Quando o serviço estiver pronto, Congonhas contará com duas áreas de escape para a pista de pouso principal, conforme a metodologia EMAS (Engineered Material Arresting System), que consiste na instalação de blocos de concreto que se deformam quando uma aeronave ultrapassa o limite final da pista, fazendo com que o avião desacelere.

“É o primeiro equipamento desta natureza na América Latina. Existem outros aeroportos do país que, como Congonhas, têm limitação de espaço e poderão se beneficiar do EMAS, que aumenta a segurança e a capacidade operacional do aeroporto. Devemos empregar essa mesma tecnologia em outros aeroportos do Brasil”, antecipou o ministro da Infraestrutura, Tarcísio Gomes de Freitas.
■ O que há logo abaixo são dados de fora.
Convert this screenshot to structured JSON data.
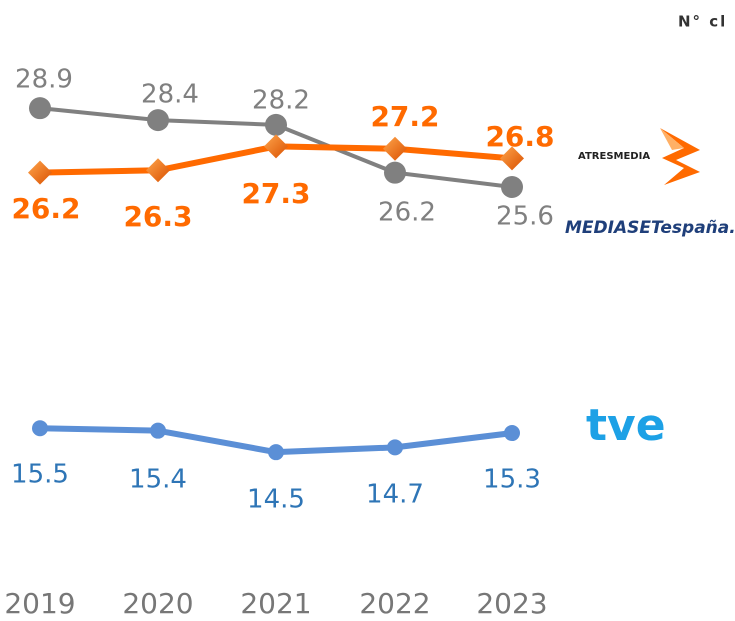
{
  "chart_data": {
    "type": "line",
    "title": "N° cl",
    "categories": [
      "2019",
      "2020",
      "2021",
      "2022",
      "2023"
    ],
    "ylim": [
      13,
      31
    ],
    "series": [
      {
        "name": "MEDIASETespaña.",
        "color": "#808080",
        "values": [
          28.9,
          28.4,
          28.2,
          26.2,
          25.6
        ]
      },
      {
        "name": "ATRESMEDIA",
        "color": "#ff6a00",
        "values": [
          26.2,
          26.3,
          27.3,
          27.2,
          26.8
        ]
      },
      {
        "name": "tve",
        "color": "#5b8fd6",
        "values": [
          15.5,
          15.4,
          14.5,
          14.7,
          15.3
        ]
      }
    ]
  }
}
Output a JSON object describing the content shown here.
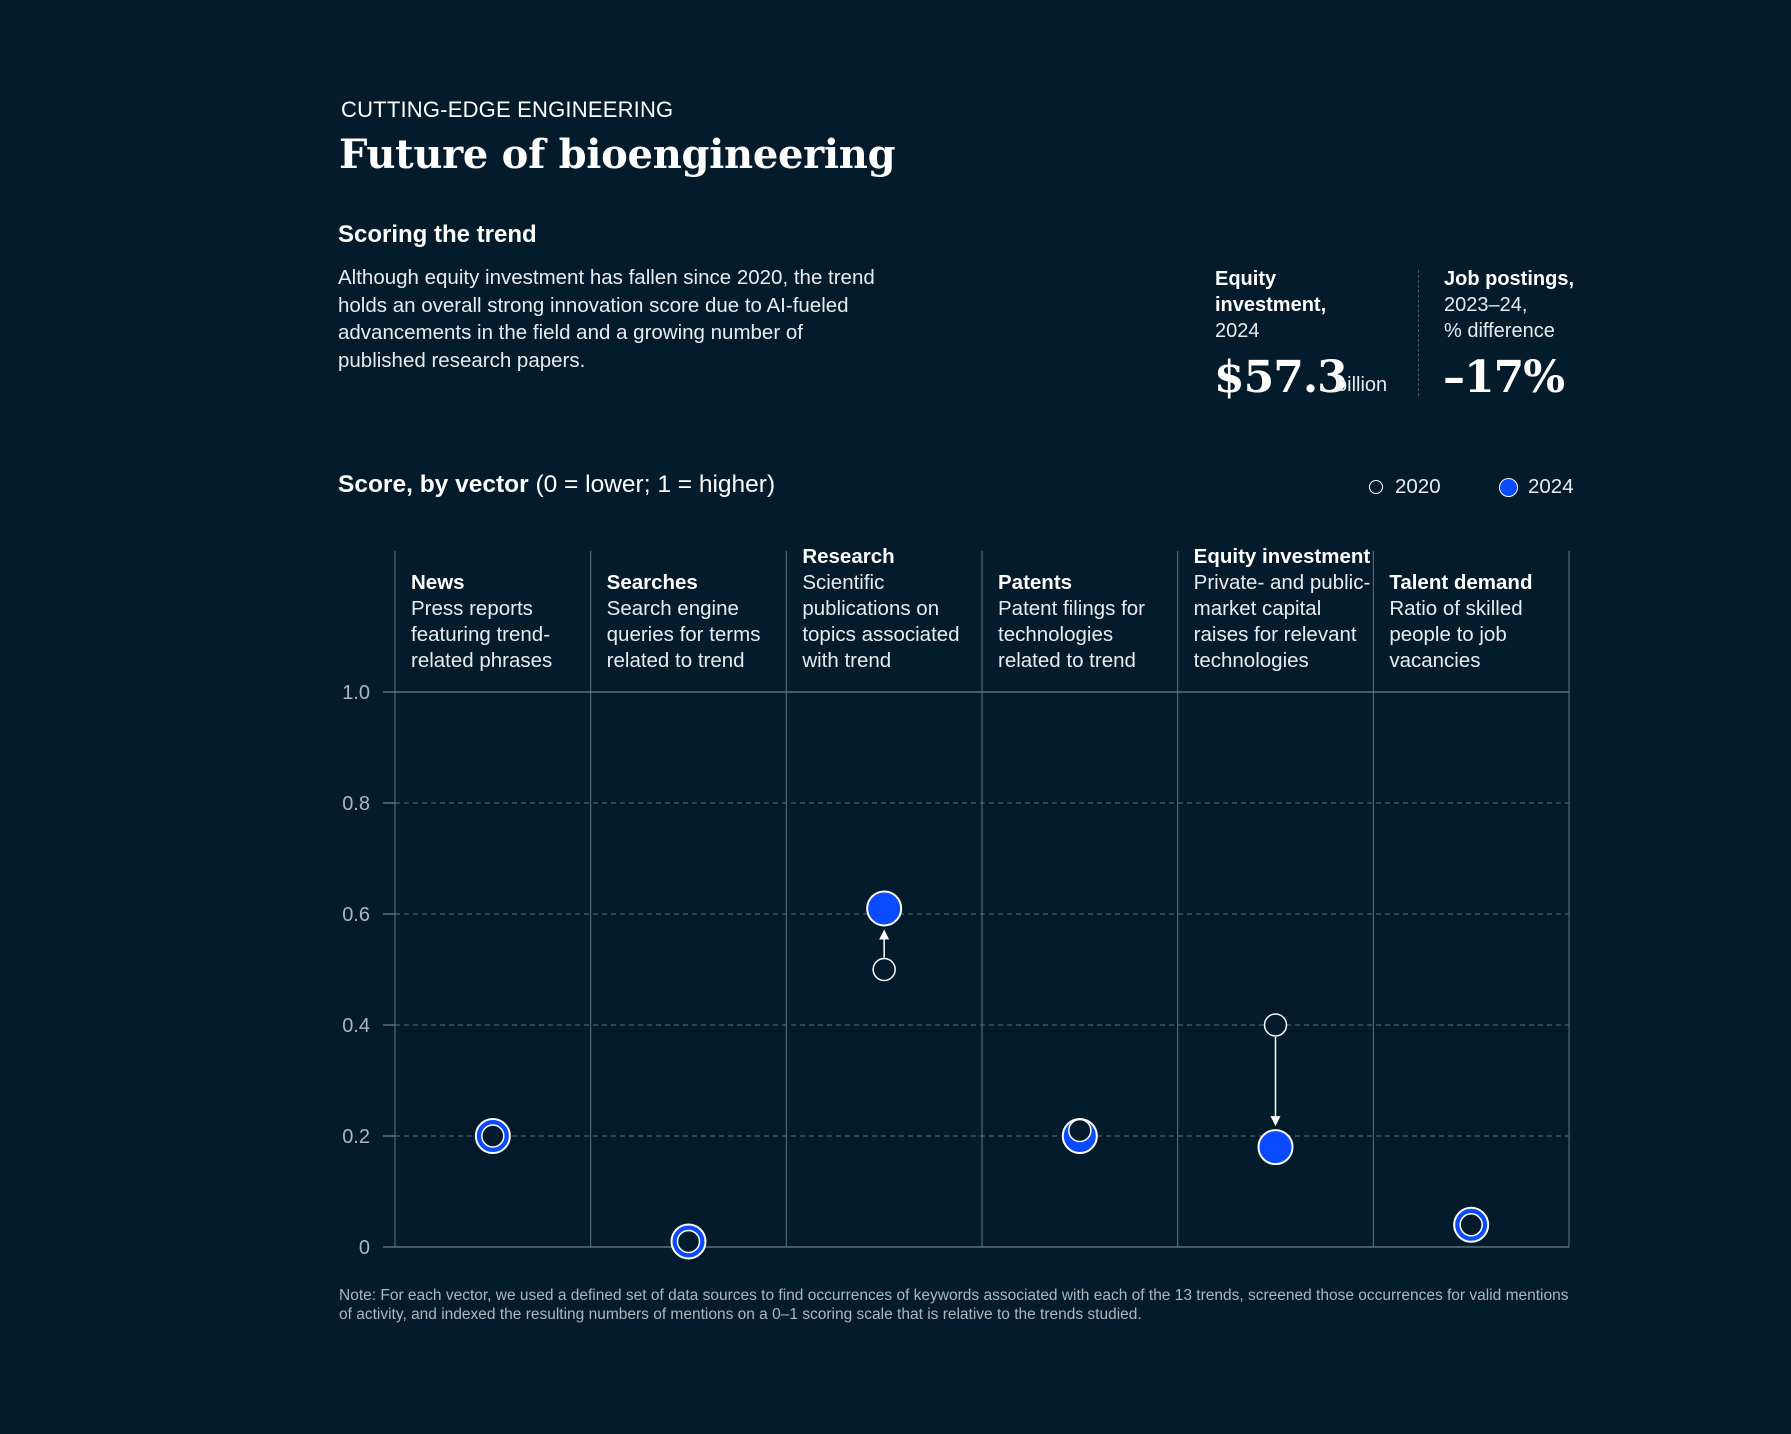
{
  "header": {
    "eyebrow": "CUTTING-EDGE ENGINEERING",
    "title": "Future of bioengineering",
    "subhead": "Scoring the trend",
    "description": "Although equity investment has fallen since 2020, the trend holds an overall strong innovation score due to AI-fueled advancements in the field and a growing number of published research papers."
  },
  "kpis": {
    "equity": {
      "label_bold_1": "Equity",
      "label_bold_2": "investment,",
      "label_sub": "2024",
      "value": "$57.3",
      "unit": "billion"
    },
    "jobs": {
      "label_bold": "Job postings,",
      "label_sub_1": "2023–24,",
      "label_sub_2": "% difference",
      "value": "–17%"
    }
  },
  "chart_heading": {
    "bold": "Score, by vector",
    "rest": " (0 = lower; 1 = higher)"
  },
  "legend": {
    "y2020": "2020",
    "y2024": "2024"
  },
  "note": "Note: For each vector, we used a defined set of data sources to find occurrences of keywords associated with each of the 13 trends, screened those occurrences for valid mentions of activity, and indexed the resulting numbers of mentions on a 0–1 scoring scale that is relative to the trends studied.",
  "colors": {
    "background": "#041b2b",
    "marker_2024": "#0b4bff",
    "gridline": "#5f7282"
  },
  "chart_data": {
    "type": "scatter",
    "ylim": [
      0,
      1
    ],
    "yticks": [
      "0",
      "0.2",
      "0.4",
      "0.6",
      "0.8",
      "1.0"
    ],
    "ytick_values": [
      0,
      0.2,
      0.4,
      0.6,
      0.8,
      1.0
    ],
    "categories": [
      {
        "name": "News",
        "desc": [
          "Press reports",
          "featuring trend-",
          "related phrases"
        ]
      },
      {
        "name": "Searches",
        "desc": [
          "Search engine",
          "queries for terms",
          "related to trend"
        ]
      },
      {
        "name": "Research",
        "desc": [
          "Scientific",
          "publications on",
          "topics associated",
          "with trend"
        ]
      },
      {
        "name": "Patents",
        "desc": [
          "Patent filings for",
          "technologies",
          "related to trend"
        ]
      },
      {
        "name": "Equity investment",
        "desc": [
          "Private- and public-",
          "market capital",
          "raises for relevant",
          "technologies"
        ]
      },
      {
        "name": "Talent demand",
        "desc": [
          "Ratio of skilled",
          "people to job",
          "vacancies"
        ]
      }
    ],
    "series": [
      {
        "name": "2020",
        "values": [
          0.2,
          0.01,
          0.5,
          0.21,
          0.4,
          0.04
        ]
      },
      {
        "name": "2024",
        "values": [
          0.2,
          0.01,
          0.61,
          0.2,
          0.18,
          0.04
        ]
      }
    ],
    "legend_position": "top-right",
    "grid": true
  }
}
O método ainda não havia sido adotado no Brasil nem em qualquer país latino-americano, mas é comum na Europa, na Ásia e nos Estados Unidos. Ele foi desenvolvido nos anos 1990, e vem sendo aprimorado desde então, como solução para a necessidade de ampliação da segurança operacional em aeroportos que têm limitações de espaço, como Congonhas.

“Aqui, vai dar mais segurança e harmonizar o sítio aeroportuário. Certamente agrega valor ao Aeroporto de Congonhas, que faz parte da 7ª rodada de concessões aeroportuárias”, acrescentou.